Ouija is by-the-numbers horror leading nowhere



I remember Ouija. When I was a kid in the late ’60s my older sister would use our “weegee board” to try to conduct séances and communicate with the dead. I was never into it. “Leave the dead alone,” was my motto. Plus, I didn’t have much faith in a parlour game that you could cheat so effectively with.

There’s also a fair amount of cheating involved in the new teen-oriented horror flick, Ouija, in that you’ll feel ripped off if you pay anything to see it.

The movie opens with a suspenseless prologue showing two little girls playing with a Ouija board, then switches to the present to show that the braver of the two has developed into a blonde hottie (Shelley Hennig) who still likes to fiddle with the heart-shaped planchette.

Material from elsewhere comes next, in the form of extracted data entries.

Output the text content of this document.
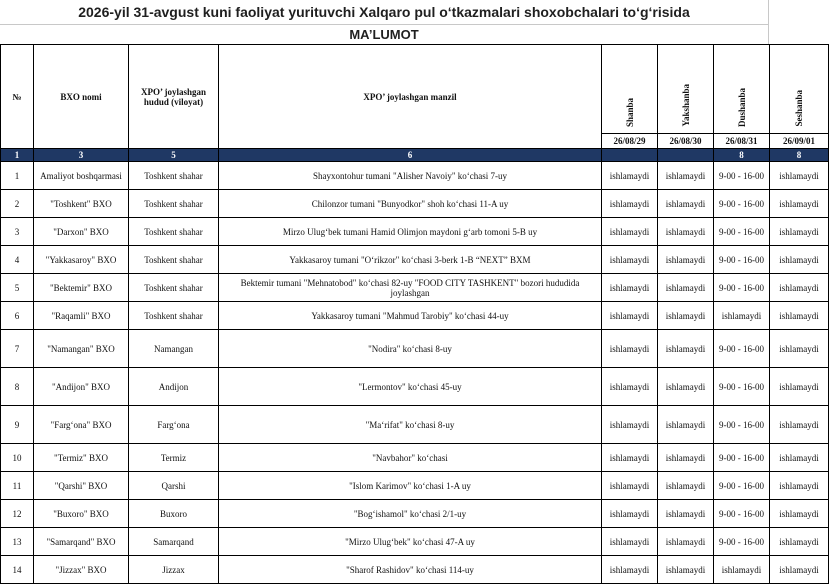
2026-yil 31-avgust kuni faoliyat yurituvchi Xalqaro pul o‘tkazmalari shoxobchalari to‘g‘risida
MA’LUMOT
№	BXO nomi	XPO’ joylashgan hudud (viloyat)	XPO’ joylashgan manzil	Shanba	Yakshanba	Dushanba	Seshanba
				26/08/29	26/08/30	26/08/31	26/09/01
1	3	5	6			8	8
1	Amaliyot boshqarmasi	Toshkent shahar	Shayxontohur tumani "Alisher Navoiy" ko‘chasi 7-uy	ishlamaydi	ishlamaydi	9-00 - 16-00	ishlamaydi
2	"Toshkent" BXO	Toshkent shahar	Chilonzor tumani "Bunyodkor" shoh ko‘chasi 11-A uy	ishlamaydi	ishlamaydi	9-00 - 16-00	ishlamaydi
3	"Darxon" BXO	Toshkent shahar	Mirzo Ulug‘bek tumani Hamid Olimjon maydoni g‘arb tomoni 5-B uy	ishlamaydi	ishlamaydi	9-00 - 16-00	ishlamaydi
4	"Yakkasaroy" BXO	Toshkent shahar	Yakkasaroy tumani "O‘rikzor" ko‘chasi 3-berk 1-B “NEXT” BXM	ishlamaydi	ishlamaydi	9-00 - 16-00	ishlamaydi
5	"Bektemir" BXO	Toshkent shahar	Bektemir tumani "Mehnatobod" ko‘chasi 82-uy "FOOD CITY TASHKENT" bozori hududida joylashgan	ishlamaydi	ishlamaydi	9-00 - 16-00	ishlamaydi
6	"Raqamli" BXO	Toshkent shahar	Yakkasaroy tumani "Mahmud Tarobiy" ko‘chasi 44-uy	ishlamaydi	ishlamaydi	ishlamaydi	ishlamaydi
7	"Namangan" BXO	Namangan	"Nodira" ko‘chasi 8-uy	ishlamaydi	ishlamaydi	9-00 - 16-00	ishlamaydi
8	"Andijon" BXO	Andijon	"Lermontov" ko‘chasi 45-uy	ishlamaydi	ishlamaydi	9-00 - 16-00	ishlamaydi
9	"Farg‘ona" BXO	Farg‘ona	"Ma‘rifat" ko‘chasi 8-uy	ishlamaydi	ishlamaydi	9-00 - 16-00	ishlamaydi
10	"Termiz" BXO	Termiz	"Navbahor" ko‘chasi	ishlamaydi	ishlamaydi	9-00 - 16-00	ishlamaydi
11	"Qarshi" BXO	Qarshi	"Islom Karimov" ko‘chasi 1-A uy	ishlamaydi	ishlamaydi	9-00 - 16-00	ishlamaydi
12	"Buxoro" BXO	Buxoro	"Bog‘ishamol" ko‘chasi 2/1-uy	ishlamaydi	ishlamaydi	9-00 - 16-00	ishlamaydi
13	"Samarqand" BXO	Samarqand	"Mirzo Ulug‘bek" ko‘chasi 47-A uy	ishlamaydi	ishlamaydi	9-00 - 16-00	ishlamaydi
14	"Jizzax" BXO	Jizzax	"Sharof Rashidov" ko‘chasi 114-uy	ishlamaydi	ishlamaydi	ishlamaydi	ishlamaydi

But she breaks the rules by playing it alone, picks up some bad vibes from the malevolent spirits in her old house, and winds up dangling from a string of Christmas lights.

Cue the heartbreak of BFF Laine (Olivia Cooke), who tries to get to the bottom of the shocking suicide, dragging her boyfriend, sister, and a couple of others along to another spirit-board session, with predictable ghost-summoning results. First-time director Stiles White kills a ton of time filming the photogenic teens creeping ever-so-slowly up dingy staircases to the tedious strains of a generic scary-movie soundtrack.

Things pick up somewhat when Laine visits one of the former occupants of the house, a wheelchair-ridden mental patient played by Lin Shaye, the weirdo spiritualist from Insidious and Insidious: Chapter 2 and probably Insidious: Chapter 3. But everything else leading up to Ouija’s predictable climax is gimmicky safe, by-the-numbers horror, whether it’s shreiking sound-effects, mouths sewn shut, gas stoves mysteriously flaring on, or people getting dragged along the floor and out of shot by invisible forces.

Man am I sick of seeing people getting dragged out of shot by invisible forces.